In February 1837, the African Institute was established in Cheyney, Pennsylvania, at the bequest of Quaker philanthropist Richard Humphreys. He had designated $10,000, a tenth of his estate, “to instruct the descendants of the African race in school learning, in the various branches of the mechanic arts, trades and agriculture, in order to prepare and fit and qualify them to act as teachers.”

Today, the school is called Cheyney University, the first of what would later be known as historically Black colleges and universities, or HBCUs. According to the Smithsonian’s National Museum of African American History and Culture (NMAAHC), from the 1860s to 1900, more than 90 of these institutions were established—including Shaw University, the first to be founded after the Civil War.

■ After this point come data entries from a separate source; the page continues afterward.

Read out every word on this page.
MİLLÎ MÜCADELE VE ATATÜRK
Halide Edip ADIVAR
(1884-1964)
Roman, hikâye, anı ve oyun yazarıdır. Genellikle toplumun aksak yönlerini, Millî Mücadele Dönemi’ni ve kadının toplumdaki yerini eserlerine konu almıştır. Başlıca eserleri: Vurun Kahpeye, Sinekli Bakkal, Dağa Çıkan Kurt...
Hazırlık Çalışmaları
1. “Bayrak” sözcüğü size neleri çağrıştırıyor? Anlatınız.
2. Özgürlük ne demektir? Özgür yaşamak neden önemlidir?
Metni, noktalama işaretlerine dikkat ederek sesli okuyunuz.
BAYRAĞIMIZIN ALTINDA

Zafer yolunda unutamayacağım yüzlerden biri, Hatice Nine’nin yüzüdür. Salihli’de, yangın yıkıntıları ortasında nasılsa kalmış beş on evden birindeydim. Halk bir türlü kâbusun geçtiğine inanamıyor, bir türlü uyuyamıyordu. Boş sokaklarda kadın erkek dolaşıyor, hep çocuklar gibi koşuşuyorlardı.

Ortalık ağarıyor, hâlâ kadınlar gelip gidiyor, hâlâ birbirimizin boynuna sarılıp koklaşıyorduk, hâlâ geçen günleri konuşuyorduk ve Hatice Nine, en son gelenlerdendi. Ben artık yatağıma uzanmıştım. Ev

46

The Higher Education Act of 1965 noted that HBCUs “have contributed significantly to the effort to attain equal opportunity through postsecondary education for Black, low-income and educationally disadvantaged Americans.”

Now the museum is telling the stories of these schools with a new exhibition, “At the Vanguard: Making and Saving History at HBCUs,” which celebrates the many contributions of the institutions to American life. “At the Vanguard” features a collection of objects culled from the museum’s partnerships with five historically Black universities: Clark Atlanta, Florida A&M, Jackson State, Texas Southern and Tuskegee.

Four bricks handmade by Tuskegee University students illustrate the very material that composed the campus. “Many of the buildings were created by students,” says Deborah Tulani Salahu-Din, a researcher in Black American literary history who helped curate the exhibition. “They took classes in brickmaking and then they made the bricks and used them in the construction of many of the buildings on campus.” Some students were even able to help build the school in lieu of paying tuition.

Other artifacts on view include an oil painting by American artist William H. Johnson, lent by the Clark Atlanta University Art Museum, and a mixed-media sculpture by contemporary Cameroonian artist Franck Kemkeng Noah, lent by the University Museum at Texas Southern.

“HBCUs played the role in providing platforms and showcasing works that would otherwise just go neglected,” Salahu-Din says.

“At the Vanguard” also features objects from famous figures in Black American history, such as George Washington Carver’s typewritten notes about peanut oil and a rare 1942 printing of For My People by poet Margaret Walker, from Tuskegee and Jackson State Universities, respectively.